If other countries show success with MRT, as the UK has potentially just done, MRT may eventually take off.
“The use of this therapy in the United States will likely not be available until data from other centers and clinics outside the US demonstrate significant safety parameters,” says Williams.
Tober hopes the global community will proceed with caution and enact reasonable, sensible regulations—so scientists can conduct the necessary research to better understand the risks and benefits—before MRT becomes widely used.
“As a global community, we should be having these conversations that take into account global ethics—and what can we agree upon, what we can't agree upon, and how we can proceed in a manner that is in the best interests of not only children born of these procedures but also future generations,” she said.
The future of MRT is hazy, but one thing remains clear: reproductive technologies are rapidly advancing.
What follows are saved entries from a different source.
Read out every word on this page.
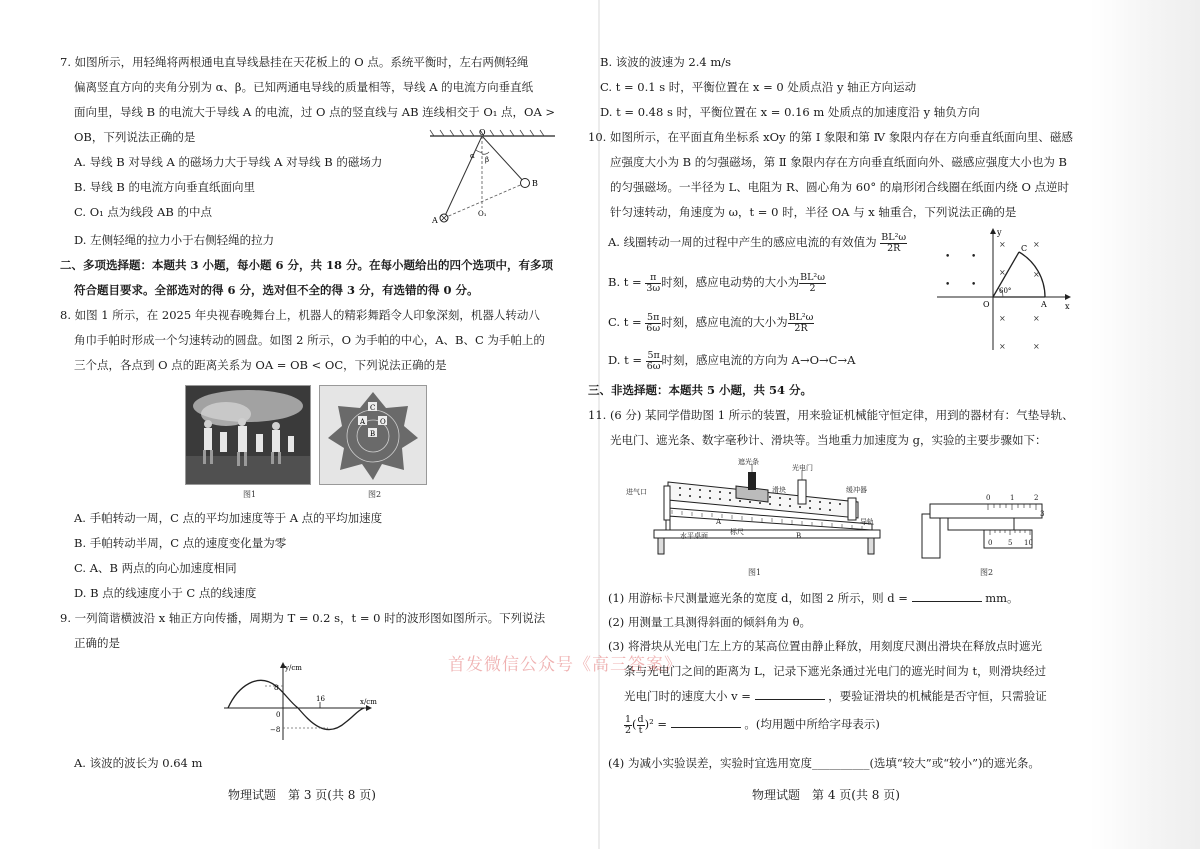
7. 如图所示，用轻绳将两根通电直导线悬挂在天花板上的 O 点。系统平衡时，左右两侧轻绳
偏离竖直方向的夹角分别为 α、β。已知两通电导线的质量相等，导线 A 的电流方向垂直纸
面向里，导线 B 的电流大于导线 A 的电流，过 O 点的竖直线与 AB 连线相交于 O₁ 点，OA >
OB，下列说法正确的是	O
A
B
O₁
α β
A. 导线 B 对导线 A 的磁场力大于导线 A 对导线 B 的磁场力
B. 导线 B 的电流方向垂直纸面向里
C. O₁ 点为线段 AB 的中点
D. 左侧轻绳的拉力小于右侧轻绳的拉力
二、多项选择题：本题共 3 小题，每小题 6 分，共 18 分。在每小题给出的四个选项中，有多项
符合题目要求。全部选对的得 6 分，选对但不全的得 3 分，有选错的得 0 分。
8. 如图 1 所示，在 2025 年央视春晚舞台上，机器人的精彩舞蹈令人印象深刻，机器人转动八
角巾手帕时形成一个匀速转动的圆盘。如图 2 所示，O 为手帕的中心，A、B、C 为手帕上的
三个点，各点到 O 点的距离关系为 OA = OB < OC，下列说法正确的是
图1
C
A O
B
图2
A. 手帕转动一周，C 点的平均加速度等于 A 点的平均加速度
B. 手帕转动半周，C 点的速度变化量为零
C. A、B 两点的向心加速度相同
D. B 点的线速度小于 C 点的线速度
9. 一列简谐横波沿 x 轴正方向传播，周期为 T = 0.2 s，t = 0 时的波形图如图所示。下列说法
正确的是
y/cm
x/cm
8
−8
16
0
A. 该波的波长为 0.64 m
物理试题　第 3 页(共 8 页)
B. 该波的波速为 2.4 m/s
C. t = 0.1 s 时，平衡位置在 x = 0 处质点沿 y 轴正方向运动
D. t = 0.48 s 时，平衡位置在 x = 0.16 m 处质点的加速度沿 y 轴负方向
10. 如图所示，在平面直角坐标系 xOy 的第 Ⅰ 象限和第 Ⅳ 象限内存在方向垂直纸面向里、磁感
应强度大小为 B 的匀强磁场，第 Ⅱ 象限内存在方向垂直纸面向外、磁感应强度大小也为 B
的匀强磁场。一半径为 L、电阻为 R、圆心角为 60° 的扇形闭合线圈在纸面内绕 O 点逆时
针匀速转动，角速度为 ω，t = 0 时，半径 OA 与 x 轴重合，下列说法正确的是
A. 线圈转动一周的过程中产生的感应电流的有效值为 $\frac{\text{BL²ω}}{2R}$
B. $t = \frac{\pi}{3\omega}$ 时刻，感应电动势的大小为 $\frac{\text{BL²ω}}{2}$
C. $t = \frac{5\pi}{6\omega}$ 时刻，感应电流的大小为 $\frac{\text{BL²ω}}{2R}$
D. $t = \frac{5\pi}{6\omega}$ 时刻，感应电流的方向为 A→O→C→A
• •
• •
×	×
×	×
×	×
×	×
y
x
O	A
C
60°
三、非选择题：本题共 5 小题，共 54 分。
11. (6 分) 某同学借助图 1 所示的装置，用来验证机械能守恒定律，用到的器材有：气垫导轨、
光电门、遮光条、数字毫秒计、滑块等。当地重力加速度为 g，实验的主要步骤如下：
遮光条
光电门
进气口	滑块	缓冲器
导轨
水平桌面	标尺
A
B
图1
0	1	2
3
0 5 10
图2
(1) 用游标卡尺测量遮光条的宽度 d，如图 2 所示，则 d =	mm。
(2) 用测量工具测得斜面的倾斜角为 θ。
(3) 将滑块从光电门左上方的某高位置由静止释放，用刻度尺测出滑块在释放点时遮光
条与光电门之间的距离为 L，记录下遮光条通过光电门的遮光时间为 t，则滑块经过
光电门时的速度大小 v =	，要验证滑块的机械能是否守恒，只需验证
$\frac{1}{2}$ ( $\frac{d}{t} )^2$ =	。(均用题中所给字母表示)
(4) 为减小实验误差，实验时宜选用宽度__________(选填“较大”或“较小”)的遮光条。
物理试题　第 4 页(共 8 页)
首发微信公众号《高三答案》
Any success, including the birth of this baby by MRT, motivates the scientific community to fight restrictions and explore new techniques that can transform IVF.
“MRT is one, gene editing for human embryos; and also to prevent genetic disease transmission, which is also very controversial and currently not allowed in the US,” says. Amato, “The latest technology we’re working on is in vitro gametogenesis, which is trying to create eggs from skin cells.”[]
The science is underway. And if any of these technologies become widespread, it will very well revolutionize IVF in the US and around the globe.